Says O’Connor: “When you have really rigid paddles and you compress the breast, you’re squishing it in a vice, and what hurts is not the compression itself but the shearing as parts of your breast move to the left and parts of your breast move to the right.

As 2017 Breast Cancer Awareness month draws to a close, Sunshine Coast radiologist, Dr Sean O’Connor has one message for women: “Let us find breast cancer before you do — when it’s small and treatable.” He identifies two aspects of mammography as critical to accurate, early — before you may even feel a lump — detection of breast cancers: medical-image quality and adherence of women between the ages of 40 and 74 to bi-annual screening.

In February this year, O’Connor’s Coastal Medical Imaging and László Tabár Breast Centre became the first Australian site, and the third medical-imaging clinic in the world, to instal imaging technology that significantly improves the outcomes of both clarity of breast images, and the level of comfort and care that women experience during screening.

Among the differences between previous 3D tomography technology and the Senographe Pristina, says O’Connor, “is that this is a purpose-built machine — it hasn’t had 3D cobbled onto it”.

Importantly, he says that the acquisition of submillimetre image slices of the breast, and subsequent submillimetre accuracy in reconstruction of the 3D view using GE’s ASi R iterative reconstruction algorithm, result in much clearer visualisation of breast abnormalities than was previously possible, with superior reduction of distracting artefacts.

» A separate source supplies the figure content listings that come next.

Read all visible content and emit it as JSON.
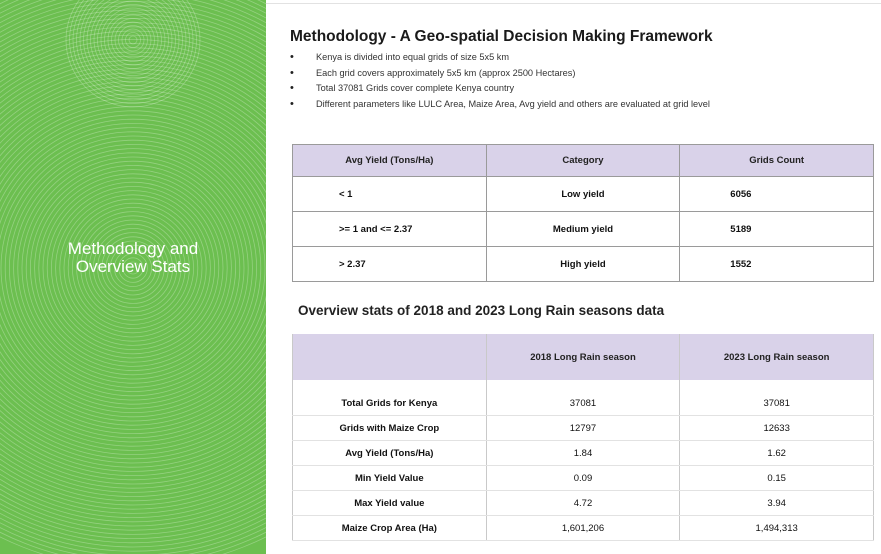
{
  "panel": {
    "title_line1": "Methodology and",
    "title_line2": "Overview Stats",
    "color": "#6cbf50"
  },
  "methodology": {
    "title": "Methodology - A Geo-spatial Decision Making Framework",
    "bullets": [
      "Kenya is divided into equal grids of size 5x5 km",
      "Each grid covers approximately 5x5 km (approx 2500 Hectares)",
      "Total 37081 Grids cover complete Kenya country",
      "Different parameters like LULC Area, Maize Area, Avg yield and others are evaluated at grid level"
    ]
  },
  "yield_table": {
    "headers": [
      "Avg Yield (Tons/Ha)",
      "Category",
      "Grids Count"
    ],
    "rows": [
      [
        "< 1",
        "Low yield",
        "6056"
      ],
      [
        ">= 1 and <= 2.37",
        "Medium yield",
        "5189"
      ],
      [
        "> 2.37",
        "High yield",
        "1552"
      ]
    ]
  },
  "overview": {
    "title": "Overview stats of 2018 and 2023 Long Rain seasons data",
    "headers": [
      "",
      "2018 Long Rain season",
      "2023 Long Rain season"
    ],
    "rows": [
      [
        "Total Grids for Kenya",
        "37081",
        "37081"
      ],
      [
        "Grids with Maize Crop",
        "12797",
        "12633"
      ],
      [
        "Avg Yield (Tons/Ha)",
        "1.84",
        "1.62"
      ],
      [
        "Min Yield Value",
        "0.09",
        "0.15"
      ],
      [
        "Max Yield value",
        "4.72",
        "3.94"
      ],
      [
        "Maize Crop Area (Ha)",
        "1,601,206",
        "1,494,313"
      ]
    ]
  },
  "colors": {
    "header_bg": "#d9d2e9",
    "panel_green": "#6cbf50"
  }
}
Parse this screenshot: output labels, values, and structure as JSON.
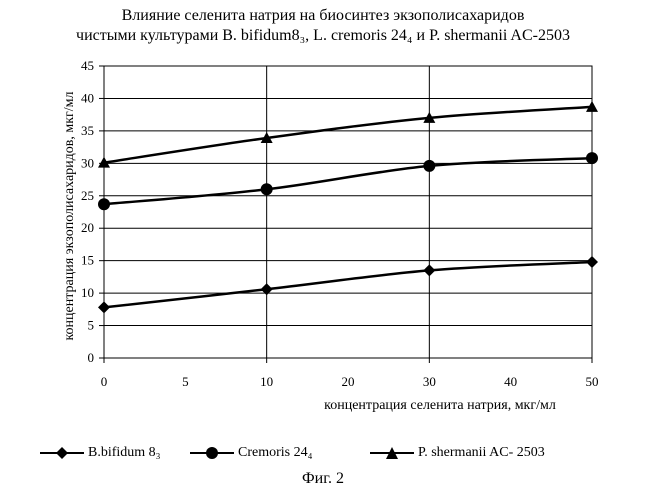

With a growing number of studies in Europe and the US showing 3D mammography detects more cancers than 2D, and that it also reduces the incidence of false cancer diagnoses, Breast Screen Victoria is now trialling 3D tomosynthesis, for effectiveness and feasibility in the broad Australian context.

In tomosynthesis the x-ray tube moves in an arc over the compressed breast to capture multiple images from different angles.

O’Connor identifies Pristina’s soft-plastic face shield as a particularly inspired design element, the use of which is intuitive to patients and helpful to technologists: “You lean your face into it, and its positioning means you and the technician don’t have to worry about your face blocking the image acquisition.” “We wanted to build a machine that changed the subjective perception of the mammogram and spoke to the woman, to make her feel reassured,” says industrial designer Aurelie Boudier, one of the women on the team that developed Pristina.

Insights from more than 1,200 doctors, technicians and patients surveyed by GE suggested that willingness to return for regular mammograms is affected by women’s initial experience of compression of their breasts to achieve what’s known as a minimum diagnostic thickness.